Lessons Learned in Liver Transplantation

Tuesday May 07, 2019 from 08:00 to 09:30

Room: Bayshore E

401.6 Outcome after isolated or combined liver or kidney transplantation in patients with methylmalonic acidemia: A multicenter registry analysis

Luca Dello Strologo, Italy

Medical Director of the Renal Transplant Program
Renal transplant clinic
Bambino Gesù Children's Hospital


Outcome after isolated or combined liver or kidney transplantation in patients with methylmalonic acidemia: A multicenter registry analysis

Luca Dello Strologo1, Marco Spada1, Carlo Dionisi Vici1, Noel Knops3, Elena Levtchenko3, Lars Wennberg4, James Squires5, George Mazariegos5, Mohan Shenoy6, Sangeet Sidhu6, Lorenzo D'Antiga7, Laura Martelli7, Anna Kristina Bjerre 8, Trine Tangeras8, Lyndsay A. Harshman9, Stephen D Marks10, Pierluigi Calvo11, Marco Spada11, Waldo Conception12, Friederike Horster2, Burkhard Tönshoff2.

1Pediatric, Bambino Gesu Children's Hospital, Rome, Italy; 2Department of Pediatrics I, University Children’s Hospital, Heidelberg, Germany; 3Department of Pediatric Nephrology, University of Leuven, Leuven, Belgium; 4Departement of Transplantation Surgery, Karolinska University Hospital , Stockholm, Sweden; 5Pediatric Hepatogy and Transplant Surgery, UPMC Children’s Hospital of Pittsburgh, Pittsburgh, PA, United States; 6Pediatric Nephrology, Royal Manchester Children’s Hospital, , Manchester, United Kingdom; 7Paediatric Transplantation, Hospital Papa Giovanni XXIII, Bergamo, Italy; 8Dep of Paediatric and Adoles Med, Oslo University Hospital, Oslo, Norway; 9University of Iowa, University of Iowa, Iowa, IA, United States; 10University College London, Great Ormond Street Institute of Child Health, London, United Kingdom; 11Department of Pediatrics, University of Torino, Turin, Italy; 12Division of Transplantation, Stanford University School of Medicine , Stanford, CA, United States

Introduction: Methylmalonic acidemia (MMA) is a rare inherited metabolic disorder characterized by the accumulation of methylmalonic acid, leading to recurrent metabolic decompensation episodes and to chronic organ injury.
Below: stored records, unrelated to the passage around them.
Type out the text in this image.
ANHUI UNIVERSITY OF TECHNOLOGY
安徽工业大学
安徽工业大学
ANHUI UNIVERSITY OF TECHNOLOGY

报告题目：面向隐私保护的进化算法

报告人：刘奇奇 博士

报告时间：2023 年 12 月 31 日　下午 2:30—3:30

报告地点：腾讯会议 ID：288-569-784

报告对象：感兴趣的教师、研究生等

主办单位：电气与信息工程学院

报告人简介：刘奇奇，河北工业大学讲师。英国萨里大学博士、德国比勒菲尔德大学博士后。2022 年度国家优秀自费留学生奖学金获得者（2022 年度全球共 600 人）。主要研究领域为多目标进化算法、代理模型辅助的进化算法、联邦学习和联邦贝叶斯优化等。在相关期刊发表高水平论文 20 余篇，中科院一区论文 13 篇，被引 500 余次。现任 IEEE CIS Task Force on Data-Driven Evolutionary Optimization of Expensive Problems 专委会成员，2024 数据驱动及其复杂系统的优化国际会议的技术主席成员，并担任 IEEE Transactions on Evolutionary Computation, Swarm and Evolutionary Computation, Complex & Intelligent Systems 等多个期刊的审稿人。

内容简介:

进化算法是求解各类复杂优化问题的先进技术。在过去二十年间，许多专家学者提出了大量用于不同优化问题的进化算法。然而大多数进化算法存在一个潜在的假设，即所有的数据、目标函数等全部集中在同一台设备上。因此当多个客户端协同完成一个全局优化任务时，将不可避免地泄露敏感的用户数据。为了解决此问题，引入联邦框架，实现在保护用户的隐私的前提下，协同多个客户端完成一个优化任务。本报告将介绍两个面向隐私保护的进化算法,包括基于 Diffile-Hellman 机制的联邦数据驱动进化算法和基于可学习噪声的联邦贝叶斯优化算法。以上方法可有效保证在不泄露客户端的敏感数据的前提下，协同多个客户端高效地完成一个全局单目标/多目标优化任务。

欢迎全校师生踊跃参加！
Recently, there has been a growing interest in organ transplantation approaches: kidney transplantation (KTx) corrects renal failure but only partially restores the enzyme activity which is better obtained by liver (LTx) or combined liver/kidney transplant (LKTx). A consensus on the optimal transplant strategy is lacking. Our aim was to compare in a large multicenter study the results of different transplant approaches in patients affected by MMA.

Material and methods: Within centers of the Cooperative European Paediatric Renal Transplant Initiative (CERTAIN) Registry and additional centers both in the US and in Europe (thanks to the joint effort of ESPN and MidWest consortium) we collected retrospective clinical and biochemical outcome data from transplanted patients with MMA from the year 2000 to present.

Results: So far, 58 patients were registered. Currently, data are available for 34 patients: 19 with KTx, 7 with LTx and 8 with LKTx. Median age (years) at transplant was 13.6 for KTx, 2.5 for LTx and 8.2 for LKTx. Median pre-transplant plasma MMA was higher in patients with KTx (2572 µmol/L) than in LTx (599 µmol/L) or LKTx (836 µmol/L). Post-transplant MMA was evaluated at 1, 6 and 12 months (Figure). At 1 and 6 months, all patients had a clear reduction of plasma MMA, whereas at 12 months only KTx patients showed a negative trend with a return plasma MMA increase. LTx and LKTx patients maintained significantly lower MMA plasma levels.

At transplantation, eGFR in LTx and LKTx was 87 and 40 ml/min/1.73 m2. KTx patients were in advanced chronic renal failure. At month 12, renal function was still normal in LTx or LKTx (median eGFR 104 and 89 ml/min/1.73 m2), while in KTx it was only 49 ml/min/1.73 m2. At last follow-up, 21% of pts with KTx and 13% with LTx or LKTx were deceased. Neurological outcome at 1 year post-transplant was stable in all patients.

Conclusion: These data show a more pronounced and persistent post-transplant reduction of plasma MMA levels following LTx or LKTx compared to KTx alone. Graft and possibly patient survival is suboptimal following isolated KTx, where impaired graft function likely leads to reduction in renal filtration of MMA and lower intrarenal enzymatic activity, both of which increase MMA plasma levels driving further decline of renal function.